6. Gather records before requesting quotes
A faster quote starts with cleaner records. Prepare:
- legal business name, DBA, entity type, and EIN if available
- owner names, locations, and states of operation
- services offered and services excluded
- projected annual revenue and payroll
- employee, subcontractor, and owner duties
- vehicle list, driver list, and garaging addresses
- tools, equipment, inventory, or property values
- lease, contract, or customer insurance requirements
- prior insurance and claims history
- safety, training, and quality-control procedures
If someone asks for proof of insurance, compare the request with our Certificate of Insurance Small Business Guide and Client Contract Insurance Requirements.
First 90-day launch checklist
| Timeline | Focus | Output |
|---|---|---|
| Days 1-15 | Service model, license research, first customer profile | One-page operating plan and requirements checklist |
| Days 16-30 | Pricing, contract, quote intake, and insurance review | Quote-ready records and draft customer agreement |
| Days 31-60 | First jobs, feedback loop, bookkeeping, and safety habits | Repeatable job workflow and clean records |
| Days 61-90 | Referral channels, renewal reminders, and risk review | Better margins, stronger proof, and fewer surprises |
Where to compare next
For insurance planning, start with salon and barbershop insurance. Then compare a business owners policy, professional liability, and workers compensation.

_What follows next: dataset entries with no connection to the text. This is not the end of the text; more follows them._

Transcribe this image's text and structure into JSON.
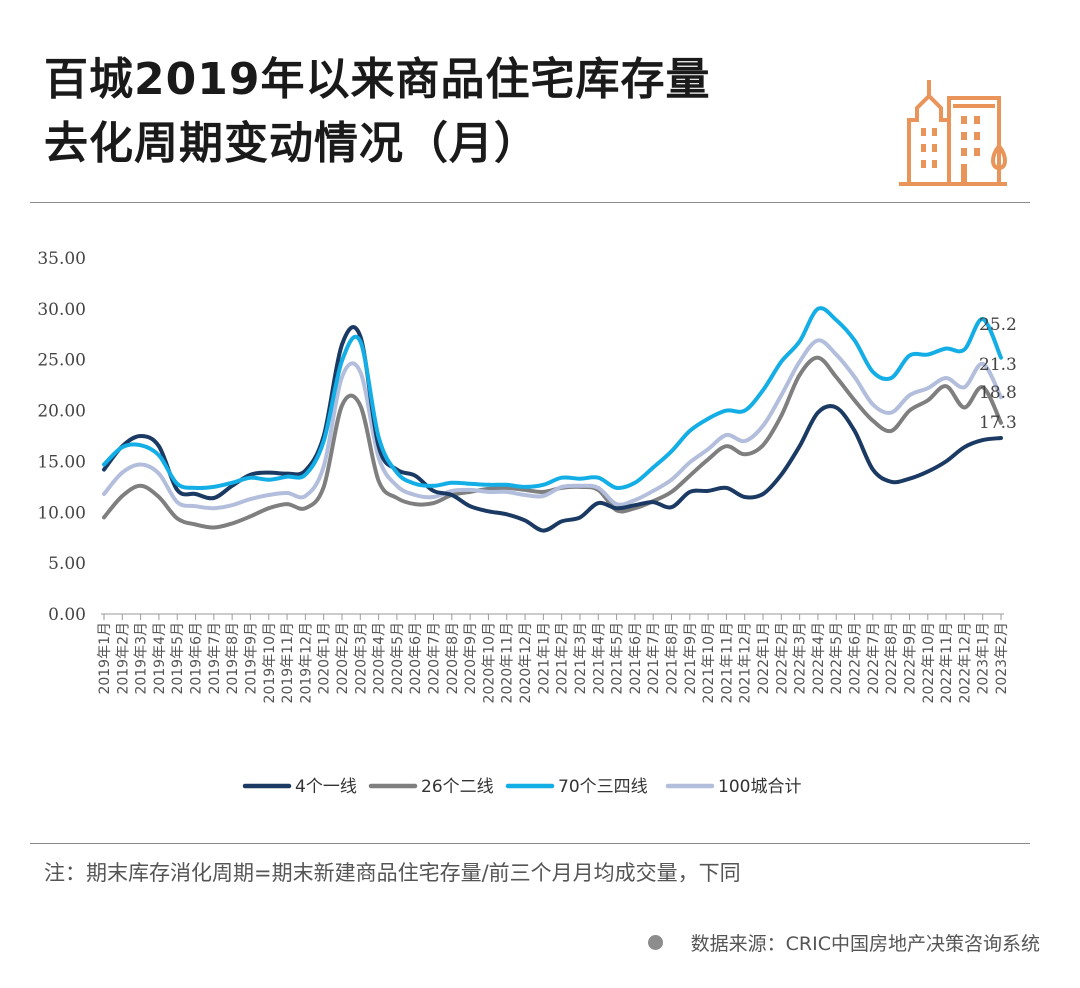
{
  "header": {
    "title_line1": "百城2019年以来商品住宅库存量",
    "title_line2": "去化周期变动情况（月）",
    "logo_icon": "building-icon",
    "accent_color": "#e9955a"
  },
  "footer": {
    "note": "注：期末库存消化周期=期末新建商品住宅存量/前三个月月均成交量，下同",
    "source": "数据来源：CRIC中国房地产决策咨询系统"
  },
  "chart_data": {
    "type": "line",
    "ylim": [
      0,
      35
    ],
    "yticks": [
      "0.00",
      "5.00",
      "10.00",
      "15.00",
      "20.00",
      "25.00",
      "30.00",
      "35.00"
    ],
    "categories": [
      "2019年1月",
      "2019年2月",
      "2019年3月",
      "2019年4月",
      "2019年5月",
      "2019年6月",
      "2019年7月",
      "2019年8月",
      "2019年9月",
      "2019年10月",
      "2019年11月",
      "2019年12月",
      "2020年1月",
      "2020年2月",
      "2020年3月",
      "2020年4月",
      "2020年5月",
      "2020年6月",
      "2020年7月",
      "2020年8月",
      "2020年9月",
      "2020年10月",
      "2020年11月",
      "2020年12月",
      "2021年1月",
      "2021年2月",
      "2021年3月",
      "2021年4月",
      "2021年5月",
      "2021年6月",
      "2021年7月",
      "2021年8月",
      "2021年9月",
      "2021年10月",
      "2021年11月",
      "2021年12月",
      "2022年1月",
      "2022年2月",
      "2022年3月",
      "2022年4月",
      "2022年5月",
      "2022年6月",
      "2022年7月",
      "2022年8月",
      "2022年9月",
      "2022年10月",
      "2022年11月",
      "2022年12月",
      "2023年1月",
      "2023年2月"
    ],
    "series": [
      {
        "name": "4个一线",
        "color": "#1b3a63",
        "values": [
          14.2,
          16.5,
          17.5,
          16.5,
          12.2,
          11.8,
          11.4,
          12.6,
          13.7,
          13.9,
          13.8,
          14.1,
          17.5,
          26.5,
          27.3,
          16.5,
          14.2,
          13.6,
          12.1,
          11.7,
          10.6,
          10.1,
          9.8,
          9.2,
          8.2,
          9.1,
          9.5,
          10.9,
          10.4,
          10.7,
          11.0,
          10.5,
          12.0,
          12.1,
          12.4,
          11.5,
          11.8,
          13.7,
          16.5,
          19.8,
          20.3,
          18.0,
          14.2,
          13.0,
          13.3,
          14.0,
          15.0,
          16.4,
          17.1,
          17.3
        ]
      },
      {
        "name": "26个二线",
        "color": "#7f7f7f",
        "values": [
          9.5,
          11.6,
          12.6,
          11.5,
          9.4,
          8.8,
          8.5,
          8.9,
          9.6,
          10.4,
          10.8,
          10.4,
          12.5,
          20.5,
          20.5,
          13.1,
          11.4,
          10.8,
          10.9,
          11.7,
          12.0,
          12.3,
          12.4,
          12.2,
          12.0,
          12.4,
          12.5,
          12.2,
          10.2,
          10.4,
          11.1,
          12.0,
          13.6,
          15.2,
          16.5,
          15.7,
          16.6,
          19.5,
          23.5,
          25.2,
          23.3,
          21.0,
          19.0,
          18.0,
          20.0,
          21.0,
          22.4,
          20.3,
          22.3,
          18.8
        ]
      },
      {
        "name": "70个三四线",
        "color": "#14aee6",
        "values": [
          14.7,
          16.4,
          16.6,
          15.6,
          12.8,
          12.4,
          12.5,
          12.9,
          13.4,
          13.2,
          13.5,
          13.7,
          17.0,
          24.9,
          26.8,
          17.4,
          13.9,
          12.8,
          12.6,
          12.9,
          12.8,
          12.7,
          12.7,
          12.5,
          12.7,
          13.4,
          13.3,
          13.4,
          12.4,
          12.9,
          14.4,
          16.0,
          18.0,
          19.2,
          20.0,
          20.0,
          22.0,
          24.8,
          26.8,
          30.0,
          28.9,
          26.9,
          23.8,
          23.2,
          25.4,
          25.5,
          26.1,
          26.0,
          29.0,
          25.2
        ]
      },
      {
        "name": "100城合计",
        "color": "#b2bedc",
        "values": [
          11.8,
          13.9,
          14.7,
          13.8,
          11.0,
          10.6,
          10.4,
          10.7,
          11.3,
          11.7,
          11.9,
          11.6,
          14.5,
          23.3,
          23.8,
          15.4,
          12.6,
          11.7,
          11.5,
          12.1,
          12.2,
          12.0,
          12.0,
          11.7,
          11.6,
          12.5,
          12.6,
          12.4,
          10.8,
          11.2,
          12.1,
          13.2,
          14.9,
          16.2,
          17.6,
          17.0,
          18.5,
          21.5,
          24.8,
          26.9,
          25.5,
          23.3,
          20.6,
          19.8,
          21.5,
          22.2,
          23.2,
          22.3,
          24.6,
          21.3
        ]
      }
    ],
    "end_labels": [
      "25.2",
      "21.3",
      "18.8",
      "17.3"
    ],
    "legend_position": "bottom",
    "grid": false
  }
}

For related Kinro blog context, compare Business Owners Policy Guide and Professional Liability Insurance.
Common questions about starting a salon or barbershop
What licenses does a salon or barbershop need?
Professional, establishment, sanitation, business, and sales-tax requirements vary by state and city. Verify the licenses for the facility and for every service provider before opening or adding a new treatment.
When should a salon startup review insurance?
Review insurance before signing a lease, starting a build-out, hiring employees, renting booths, selling products, or adding services. The worker model and treatment menu can change liability, property, and workers compensation needs.
What records help a salon get quote-ready?
Prepare the service menu, licenses, projected sales and payroll, employee and booth-renter details, lease requirements, equipment and product values, square footage, security and fire protection, and any prior claims.